Question

) there are exactly 20 students currently enrolled in a class. how many different ways are there to pair up the 20 students, so that each student is paired with one other student

Answer 1

Assuming that "pair up students" means "divide up all 20 of the students into groups of two," and we regard two pairings as the same if and only if, in each pairing, each student has the same buddy, then I believe that your answer of 20! / [(2!)^10 * (10!)] is correct. (And I also believe that this is the best interpretation of the problem as you've stated it.) 

There are at least two ways to see this (possibly more). 

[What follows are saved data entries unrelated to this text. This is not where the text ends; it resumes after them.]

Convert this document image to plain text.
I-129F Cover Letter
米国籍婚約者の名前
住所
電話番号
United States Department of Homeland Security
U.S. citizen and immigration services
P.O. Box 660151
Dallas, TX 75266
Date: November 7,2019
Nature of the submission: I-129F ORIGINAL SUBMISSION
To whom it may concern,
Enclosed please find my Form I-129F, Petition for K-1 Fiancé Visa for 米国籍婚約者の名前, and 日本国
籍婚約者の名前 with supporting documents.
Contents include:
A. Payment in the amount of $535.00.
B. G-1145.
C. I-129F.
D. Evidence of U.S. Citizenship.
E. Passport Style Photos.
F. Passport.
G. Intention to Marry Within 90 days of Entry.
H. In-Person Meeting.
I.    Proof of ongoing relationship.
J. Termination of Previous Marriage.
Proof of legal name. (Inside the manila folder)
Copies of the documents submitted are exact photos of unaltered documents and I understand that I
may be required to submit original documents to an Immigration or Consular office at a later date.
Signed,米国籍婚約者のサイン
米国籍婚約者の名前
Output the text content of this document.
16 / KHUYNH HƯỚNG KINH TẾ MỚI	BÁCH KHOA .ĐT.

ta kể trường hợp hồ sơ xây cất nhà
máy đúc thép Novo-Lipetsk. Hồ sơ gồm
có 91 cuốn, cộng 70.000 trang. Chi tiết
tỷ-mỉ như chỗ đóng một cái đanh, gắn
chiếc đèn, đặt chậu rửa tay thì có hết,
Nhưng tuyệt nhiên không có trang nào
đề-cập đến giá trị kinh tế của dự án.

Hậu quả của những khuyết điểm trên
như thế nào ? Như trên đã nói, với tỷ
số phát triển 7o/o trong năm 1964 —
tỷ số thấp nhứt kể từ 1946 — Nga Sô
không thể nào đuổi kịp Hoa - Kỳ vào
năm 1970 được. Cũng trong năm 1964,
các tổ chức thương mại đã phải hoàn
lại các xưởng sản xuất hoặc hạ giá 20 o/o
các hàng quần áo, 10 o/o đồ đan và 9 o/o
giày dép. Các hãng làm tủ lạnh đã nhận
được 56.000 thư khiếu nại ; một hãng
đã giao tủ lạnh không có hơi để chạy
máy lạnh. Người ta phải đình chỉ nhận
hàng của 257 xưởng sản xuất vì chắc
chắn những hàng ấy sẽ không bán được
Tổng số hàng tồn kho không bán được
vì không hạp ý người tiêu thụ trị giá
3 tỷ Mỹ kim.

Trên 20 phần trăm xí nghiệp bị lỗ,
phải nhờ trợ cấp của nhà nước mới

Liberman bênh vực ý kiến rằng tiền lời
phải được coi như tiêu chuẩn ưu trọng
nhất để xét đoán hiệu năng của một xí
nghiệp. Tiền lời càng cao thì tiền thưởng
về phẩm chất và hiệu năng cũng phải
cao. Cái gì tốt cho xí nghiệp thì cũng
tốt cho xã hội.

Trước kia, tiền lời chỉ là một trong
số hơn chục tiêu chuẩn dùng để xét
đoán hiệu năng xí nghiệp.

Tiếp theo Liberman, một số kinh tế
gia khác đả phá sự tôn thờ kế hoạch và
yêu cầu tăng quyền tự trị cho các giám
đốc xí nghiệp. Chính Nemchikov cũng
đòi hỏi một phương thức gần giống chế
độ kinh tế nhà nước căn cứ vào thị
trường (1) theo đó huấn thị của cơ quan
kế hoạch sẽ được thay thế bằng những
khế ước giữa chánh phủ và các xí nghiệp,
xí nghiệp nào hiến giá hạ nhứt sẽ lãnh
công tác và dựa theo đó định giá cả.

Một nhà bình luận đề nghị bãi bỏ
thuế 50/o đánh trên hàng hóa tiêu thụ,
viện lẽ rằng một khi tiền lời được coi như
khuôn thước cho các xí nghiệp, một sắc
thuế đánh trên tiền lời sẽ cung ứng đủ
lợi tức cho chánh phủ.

One way is to note that, first, we have to select 2 students for the first pair; that's C(20, 2) (where by C(20, 2) I mean "20 choose 2"; that is, 20! / (18! * 2!). ) 

Then, for each way of selecting 2 students for the first pair, I have to select 2 of the remaining 18 students for the second pair, so I multiply by C(18, 2). 

Continuing in this manner, I get C(20, 2) * C(18, 2) * ... * C(2, 2). 

But it doesn't matter in this situation the order in which I pick the pairs of students. Since there are 10! different orders in which I could pick the individual pairs, then I want to divide the above by 10!, giving me the answer 

[C(20, 2) * C(18, 2) * ... * C(2, 2)] / 10!. 

This is the same as your answer, because C(n , 2) = n(n - 1) / 2, so we can simplify the above as 

[(20 * 19) / 2 * (18 * 17) / 2 * ... * (2 * 1) / 2] / 10! 
= 20! / [2^10 * 10!] 
= 20! / [(2!)^10 * (10!)]. 



Another way is to reason as follows: 

1. First, arrange the 20 students in a line; there are 20! ways to do this 
2. We can get a pairing by pairing the 1st and 2nd students in line together, the 3rd and 4th students together, etc. 
3. But if I switch the order of the 1st and 2nd student, then this doesn't give a different pairing. I don't want to count both orderings separately, so I divide by 2! 
4. The same argument from step 3 holds for the 3rd and 4th student, the 5th and 6th student, etc., so I need to divide by 2! nine more times 
5. Finally, the particular order in which I selected the ten pairings are unimportant--for example, the following orderings don't produce different pairings: 

1, 2, 3, 4, 5, 6, 7, 8, 9, 10, 11, 12, 13, 14, 15, 16, 17, 18, 19, 20 
3, 4, 1, 2, 5, 6, 7, 8, 9, 10, 11, 12, 13, 14, 15, 16, 17, 18, 19, 20 

So I need to further divide by the number of ways I can arrange the ten pairs, which is 10!.